Dalam unsur “jika pemakaian tersebut dapat menimbulkan kerugian, karena
pemalsuan surat” mengandung pengertian bahwa : pemakaian surat belum
dilakukan hal ini terlihat dari adanya perkataan “jika” dan karena penggunaan
pemakaian surat belum dilakukan, maka dengan sendirinya kerugian itu belum
ada, hal ini dapat terlihat dari adanya perkataan “dapat”.
Tidak ada ukuran-ukuran tertentu untuk menentukan akan adanya kemungkinan
kerugian jika surat palsu atau surat dipalsu itu dipakai, hanya berdasarkan pada
akibat-akibat yang dapat dipikirkan oleh orang-orang pada umumnya yang
biasanya terjadi dari adanya penggunaan surat semacam itu. Kerugian yang
dimaksud tidak saja kerugian yang bernilai atau dapat dinilai dengan uang atau
kerugian di bidang kekayaan, akan tetapi dapat juga berupa kerugian-kerugian
lainnya mempersulit pengawasan oleh Pemerintah, menutup-nutupi penggelapan
yang terjadi, pembohongan publik bahkan mengarah kepada penipuan.
Pada Ayat (2) terdapat pula unsur pemakaian surat palsu atau surat dipalsu itu
dapat menimbulkan kerugian, walaupun perihal unsur ini baik pada Ayat (1)
kemungkinan akan timbul kerugian itu adalah akibat dari pemakaian surat palsu
atau surat dipalsu, akan tetapi pemakaian surat itu belum dilakukan, karena yang
baru dilakukan adalah membuat surat palsu dan memalsu surat saja. Sedangkan
27
pada Ayat (2) pemakian surat itu sendiri sudah dilakukan, akan tetapi kerugian itu
tidak perlu nyata-nyata timbul.
Pada Ayat (1) kehendak ditunjukkan pada perbuatan memakai, tetapi perbuatan
memakainya bukan merupakan perbuatan yang dilarang, sedangkan Ayat (2)
perbuatan yang dilarang adalah memakai. Unsur “perbuatan” pada Ayat (2)

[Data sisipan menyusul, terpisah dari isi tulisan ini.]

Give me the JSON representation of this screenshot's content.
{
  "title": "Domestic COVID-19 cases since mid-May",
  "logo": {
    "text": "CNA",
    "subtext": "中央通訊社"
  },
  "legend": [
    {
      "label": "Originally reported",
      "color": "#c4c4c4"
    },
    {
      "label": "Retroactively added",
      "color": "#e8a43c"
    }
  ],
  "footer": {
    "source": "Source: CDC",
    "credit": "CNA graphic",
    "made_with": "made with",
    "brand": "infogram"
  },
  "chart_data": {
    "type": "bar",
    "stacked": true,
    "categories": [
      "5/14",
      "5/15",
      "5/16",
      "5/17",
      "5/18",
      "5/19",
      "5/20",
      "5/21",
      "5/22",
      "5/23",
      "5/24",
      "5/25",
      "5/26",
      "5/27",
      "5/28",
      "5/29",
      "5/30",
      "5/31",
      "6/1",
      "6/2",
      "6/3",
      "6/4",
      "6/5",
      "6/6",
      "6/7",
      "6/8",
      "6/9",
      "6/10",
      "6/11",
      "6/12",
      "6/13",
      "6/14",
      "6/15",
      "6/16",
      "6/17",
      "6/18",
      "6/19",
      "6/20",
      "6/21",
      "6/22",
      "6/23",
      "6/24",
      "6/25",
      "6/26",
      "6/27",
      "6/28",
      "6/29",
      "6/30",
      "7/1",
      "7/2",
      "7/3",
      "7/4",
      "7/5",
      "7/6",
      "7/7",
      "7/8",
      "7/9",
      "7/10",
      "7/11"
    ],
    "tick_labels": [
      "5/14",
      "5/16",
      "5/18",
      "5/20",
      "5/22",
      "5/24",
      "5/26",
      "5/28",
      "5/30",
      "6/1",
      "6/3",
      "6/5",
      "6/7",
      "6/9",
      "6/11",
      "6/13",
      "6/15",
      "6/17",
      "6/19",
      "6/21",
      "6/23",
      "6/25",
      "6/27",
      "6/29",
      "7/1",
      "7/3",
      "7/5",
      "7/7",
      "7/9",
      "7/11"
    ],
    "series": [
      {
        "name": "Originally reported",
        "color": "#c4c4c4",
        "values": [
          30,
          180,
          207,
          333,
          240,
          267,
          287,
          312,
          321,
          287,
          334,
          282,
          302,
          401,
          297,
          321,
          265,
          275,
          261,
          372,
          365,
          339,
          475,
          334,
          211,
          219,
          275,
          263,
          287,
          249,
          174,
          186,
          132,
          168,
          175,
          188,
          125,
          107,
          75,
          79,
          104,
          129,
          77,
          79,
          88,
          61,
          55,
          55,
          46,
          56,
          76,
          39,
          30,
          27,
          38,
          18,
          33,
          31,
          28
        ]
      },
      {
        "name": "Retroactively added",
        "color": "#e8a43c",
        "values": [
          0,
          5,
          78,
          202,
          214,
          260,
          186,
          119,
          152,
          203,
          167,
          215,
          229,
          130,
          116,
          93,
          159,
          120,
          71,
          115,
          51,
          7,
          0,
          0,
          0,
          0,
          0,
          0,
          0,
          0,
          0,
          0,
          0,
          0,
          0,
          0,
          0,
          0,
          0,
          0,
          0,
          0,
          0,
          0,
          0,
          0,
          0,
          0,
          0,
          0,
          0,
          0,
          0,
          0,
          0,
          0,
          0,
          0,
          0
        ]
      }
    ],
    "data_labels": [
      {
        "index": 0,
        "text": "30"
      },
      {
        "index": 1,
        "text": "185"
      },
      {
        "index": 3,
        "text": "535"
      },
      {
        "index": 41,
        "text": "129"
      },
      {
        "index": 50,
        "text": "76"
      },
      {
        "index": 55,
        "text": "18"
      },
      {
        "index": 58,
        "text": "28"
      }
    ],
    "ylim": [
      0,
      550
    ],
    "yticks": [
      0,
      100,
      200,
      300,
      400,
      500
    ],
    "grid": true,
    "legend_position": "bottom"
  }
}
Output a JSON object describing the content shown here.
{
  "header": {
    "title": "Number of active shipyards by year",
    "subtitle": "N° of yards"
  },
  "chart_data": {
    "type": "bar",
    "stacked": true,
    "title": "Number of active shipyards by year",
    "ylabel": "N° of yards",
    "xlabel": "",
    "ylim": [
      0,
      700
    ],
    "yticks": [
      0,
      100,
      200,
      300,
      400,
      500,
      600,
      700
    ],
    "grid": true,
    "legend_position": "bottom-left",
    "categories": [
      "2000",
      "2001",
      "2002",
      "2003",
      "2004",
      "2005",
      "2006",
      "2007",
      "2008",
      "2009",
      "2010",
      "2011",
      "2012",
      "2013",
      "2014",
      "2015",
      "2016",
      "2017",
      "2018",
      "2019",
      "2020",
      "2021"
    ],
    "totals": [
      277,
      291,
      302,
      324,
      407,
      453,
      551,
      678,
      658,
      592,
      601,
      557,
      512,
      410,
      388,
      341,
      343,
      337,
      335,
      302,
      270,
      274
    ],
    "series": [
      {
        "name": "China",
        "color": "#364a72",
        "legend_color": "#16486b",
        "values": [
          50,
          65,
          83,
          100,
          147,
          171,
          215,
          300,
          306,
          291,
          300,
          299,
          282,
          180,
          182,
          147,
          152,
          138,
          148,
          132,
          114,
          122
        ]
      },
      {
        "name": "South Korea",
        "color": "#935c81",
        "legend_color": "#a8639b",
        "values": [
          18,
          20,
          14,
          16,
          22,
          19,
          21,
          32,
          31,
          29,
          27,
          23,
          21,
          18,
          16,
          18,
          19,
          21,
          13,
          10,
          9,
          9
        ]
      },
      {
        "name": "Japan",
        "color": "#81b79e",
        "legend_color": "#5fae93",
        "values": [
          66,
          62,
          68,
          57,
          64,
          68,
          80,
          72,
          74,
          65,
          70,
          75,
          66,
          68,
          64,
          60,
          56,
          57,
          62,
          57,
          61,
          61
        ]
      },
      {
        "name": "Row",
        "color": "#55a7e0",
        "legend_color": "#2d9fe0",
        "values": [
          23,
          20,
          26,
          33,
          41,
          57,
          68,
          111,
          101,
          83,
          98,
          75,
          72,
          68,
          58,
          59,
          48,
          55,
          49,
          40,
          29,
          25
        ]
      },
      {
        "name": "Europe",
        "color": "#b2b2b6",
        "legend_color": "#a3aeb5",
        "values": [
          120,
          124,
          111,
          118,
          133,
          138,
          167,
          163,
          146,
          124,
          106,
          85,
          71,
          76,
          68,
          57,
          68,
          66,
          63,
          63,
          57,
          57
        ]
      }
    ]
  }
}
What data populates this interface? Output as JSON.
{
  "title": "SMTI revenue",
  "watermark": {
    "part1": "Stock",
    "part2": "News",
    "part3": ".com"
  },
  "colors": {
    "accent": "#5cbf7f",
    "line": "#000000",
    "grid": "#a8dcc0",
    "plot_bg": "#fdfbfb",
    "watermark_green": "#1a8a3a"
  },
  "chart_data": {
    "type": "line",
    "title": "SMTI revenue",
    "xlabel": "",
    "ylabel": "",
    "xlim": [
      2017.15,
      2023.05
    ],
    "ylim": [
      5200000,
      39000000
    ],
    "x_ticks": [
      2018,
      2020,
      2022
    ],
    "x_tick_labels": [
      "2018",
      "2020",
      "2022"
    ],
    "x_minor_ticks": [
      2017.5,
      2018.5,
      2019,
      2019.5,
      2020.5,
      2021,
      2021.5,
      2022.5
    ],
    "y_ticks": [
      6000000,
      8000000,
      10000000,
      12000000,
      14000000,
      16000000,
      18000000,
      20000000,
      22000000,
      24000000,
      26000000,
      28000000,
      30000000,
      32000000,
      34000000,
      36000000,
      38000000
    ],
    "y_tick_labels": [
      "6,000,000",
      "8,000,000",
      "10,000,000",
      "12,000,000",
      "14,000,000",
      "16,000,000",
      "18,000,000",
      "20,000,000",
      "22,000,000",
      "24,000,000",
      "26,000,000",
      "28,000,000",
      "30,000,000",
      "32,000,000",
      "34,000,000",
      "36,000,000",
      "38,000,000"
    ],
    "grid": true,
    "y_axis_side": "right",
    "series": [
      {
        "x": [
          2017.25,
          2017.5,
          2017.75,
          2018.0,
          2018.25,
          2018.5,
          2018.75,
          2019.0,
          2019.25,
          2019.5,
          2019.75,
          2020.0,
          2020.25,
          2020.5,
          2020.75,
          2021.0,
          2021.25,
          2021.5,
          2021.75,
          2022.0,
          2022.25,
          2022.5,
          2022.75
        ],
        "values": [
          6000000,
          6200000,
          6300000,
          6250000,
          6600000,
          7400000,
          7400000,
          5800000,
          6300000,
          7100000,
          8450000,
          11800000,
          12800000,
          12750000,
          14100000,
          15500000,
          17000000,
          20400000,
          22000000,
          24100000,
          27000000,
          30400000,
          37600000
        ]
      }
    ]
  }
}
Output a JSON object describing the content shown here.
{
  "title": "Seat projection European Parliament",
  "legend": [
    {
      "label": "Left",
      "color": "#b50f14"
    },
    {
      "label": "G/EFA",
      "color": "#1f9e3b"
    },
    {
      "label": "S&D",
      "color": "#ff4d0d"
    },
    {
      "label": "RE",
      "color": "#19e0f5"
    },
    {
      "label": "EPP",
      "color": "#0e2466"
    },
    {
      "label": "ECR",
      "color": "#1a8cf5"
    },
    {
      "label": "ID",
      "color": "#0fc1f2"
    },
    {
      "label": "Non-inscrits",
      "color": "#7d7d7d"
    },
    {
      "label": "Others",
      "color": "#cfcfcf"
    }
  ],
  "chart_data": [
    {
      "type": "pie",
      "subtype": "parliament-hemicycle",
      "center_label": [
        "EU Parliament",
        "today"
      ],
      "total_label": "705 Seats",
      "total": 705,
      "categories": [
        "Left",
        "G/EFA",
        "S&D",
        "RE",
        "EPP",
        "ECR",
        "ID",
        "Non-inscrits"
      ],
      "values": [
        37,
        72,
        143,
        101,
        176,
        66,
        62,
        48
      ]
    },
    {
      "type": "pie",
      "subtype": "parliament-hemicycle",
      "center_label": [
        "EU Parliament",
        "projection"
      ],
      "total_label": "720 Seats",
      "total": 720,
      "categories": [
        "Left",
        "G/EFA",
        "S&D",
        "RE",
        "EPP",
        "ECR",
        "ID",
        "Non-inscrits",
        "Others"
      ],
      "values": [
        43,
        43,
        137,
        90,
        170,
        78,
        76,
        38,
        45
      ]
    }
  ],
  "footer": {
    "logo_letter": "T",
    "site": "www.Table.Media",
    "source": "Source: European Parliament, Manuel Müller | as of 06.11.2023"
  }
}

dirumuskan dalam bentuk abstrak yang dalam kejadian senyatanya memerlukan
wujud tertentu, misalnya menyerahkan, menunjukan, mengirimkan, menjual,
menukar, menawarkan dan lain sebagainya, yang wujud-wujud itu sudah harus
terjadi untuk dapat dipidananya melakukan kejahatan.
Maksud dari unsur kesalahan pada Ayat (1) yakni “dengan sengaja”. Mengandung
arti bahwa, pelaku menghendaki melakukan perbuatan memakai, ia sadar atau
insyaf bahwa surat yang ia gunakan adalah surat palsu atau surat dipalsu, atau
mengetahui bahwa penggunaan surat itu adalah seolah-olah pemakaian surat asli
dan tidak palsu, dan ia sadar atau mengetahui bahwa penggunaan surat itu dapat
menimbulkan kerugian. Unsur kesengajaan yang demikian itu harus dibuktikan.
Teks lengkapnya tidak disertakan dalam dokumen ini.